Desde 1992 este dúo explora y le da un toque diferente a los trabajos de Fito Páez, Silvio Rodríguez, Roque Narvaja, Joaquín Sabina, Joan Manuel Serrat, Pablo Milanés y Mercedes Sosa, entre otros.
A estos compositores no hay nada que envidarles. Cuentan con canciones propias, como “Atardecer”, “Búsqueda”, “Madre patria abstracción” y “Algo de ti”, entre otras. El tono intimista y lírico de sus interpretaciones mantiene armonía y comunicación con su público.
En El Salvador son pocos son los que abrigan este género lírico, por considerarlo como “músicos de protesta”, arte que para la época de la guerra era un delito.

 

Amor, poemas y balas

El dueto, además de unir la música y la poesía, ha ligado sus vidas como pareja desde hace más de una década, una aventura llena de sentimientos, poemas y balas.
Los orígenes de este dúo se remontan a 1988. La situación del país era un caos y ambos eran parte de “Guanacanto”, un grupo musical formado en la Universidad Centroamericana “José Simeón Cañas” (UCA).
En el conjunto universitario, Ima era flautista y no la voz oficial; Nelson era el encargado de desgranar los acordes en la guitarra, además de su función como compositor y arreglista.
“Recuerdo un 15 de septiembre de 1989. Teníamos un concierto en la Plaza Cívica de la Universidad de El Salvador. De repente comenzaron los disparos. Las balas cruzaban por doquier y lo primero que hizo Nelson fue abrazarme, acción que para mí fue halagador. Me sentí realizada. Era el primer abrazo que me daba; yo estaba enamorada, aunque por la mente de él no pasaba nada. Fuimos amigos mucho rato. Llegaba a mi casa a escuchar los discos de Serrat y yo decía que a lo mejor no le gusto”, relata la cantante.
Tras la presentación, llena de nerviosismo y de sentimiento, deciden formalizar su relación después de la ofensiva del 11 de noviembre de ese año.
“Durante la ofensiva nos hablamos por claves, nuestras canciones las tildaban ‘de protesta’. En este tiempo que pasó me di cuenta que no solo era amistad; existía algo más. Cuando nos volvimos a ver, el 29 noviembre, nos hicimos novios”, cuenta Rauda.
Como “Poesía y Canto” hay muchos compositores nacionales de calidad que tratan de hacer reflexión con sus canciones. Hay que apoyar este tipo de iniciativas y estar abiertos a otras expresiones musicales.
Como dicen ellos, “el arte no es el ‘relleno de’. Tenemos que cambiar esa idea. Los salvadoreños debemos aprender a degustar la música, porque en ella hay sensibilidad y una gama de sentimientos implícitos”.

 

Algunas limitantes

Expresar sus ideas y sentimientos por medio de la música no ha sido fácil. La guerra les dejó un sabor amargo: muchos amigos artistas y familiares murieron.

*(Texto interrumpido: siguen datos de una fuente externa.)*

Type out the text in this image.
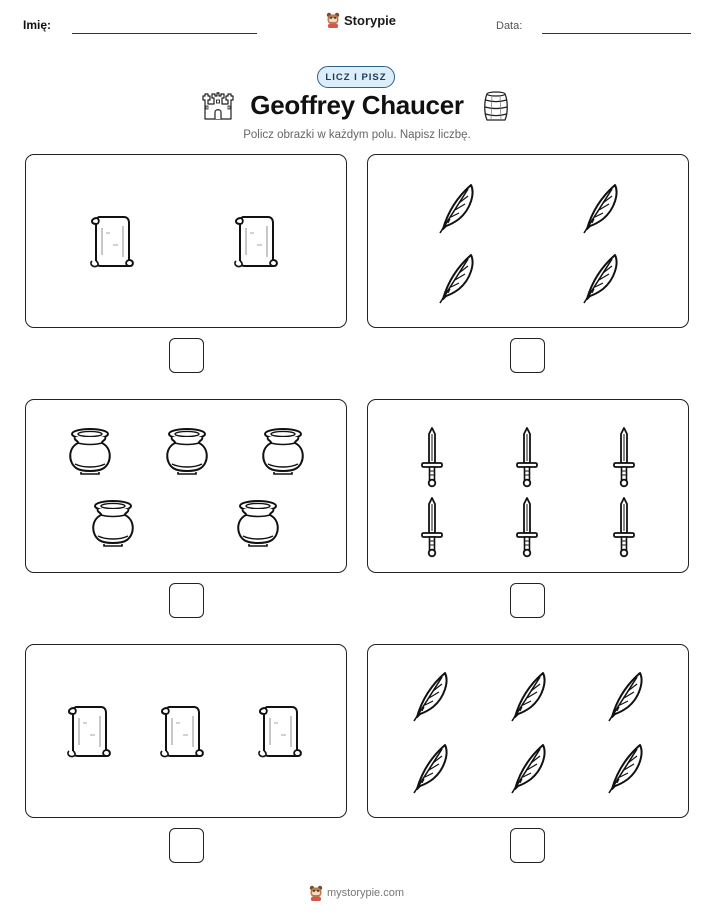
Imię:	Storypie	Data:
LICZ I PISZ
Geoffrey Chaucer
Policz obrazki w każdym polu. Napisz liczbę.
mystorypie.com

Sin embargo, no sólo el conflicto bélico fue una de las limitantes para expresarse, sino también la escasez de dinero y los pocos espacios que existen para la difusión de su arte.
“Hubo días en que no contábamos con una guitarra para hacer nuestras presentaciones; teníamos que prestar una o alquilarla. En otra ocasión recuerdo que nos quedamos cortos de dinero. No llegó nadie a la presentación y tuvimos que pagar los 25 colones del taxi de regreso”, explica Nelson.
Según ellos, no estamos sensibilizados con este tipo de música, aunque ésta toque los sentimientos más profundos, más nobles del ser humano y hace que nazcan cuando están escondidos.
Rauda hace referencia a la cantidad de artistas extranjeros que visitan el país a cada rato. Aunque no está en contra de ellos, significan para su género lírico un problema enorme, y debe buscar una fecha que no choque para dar sus presentaciones.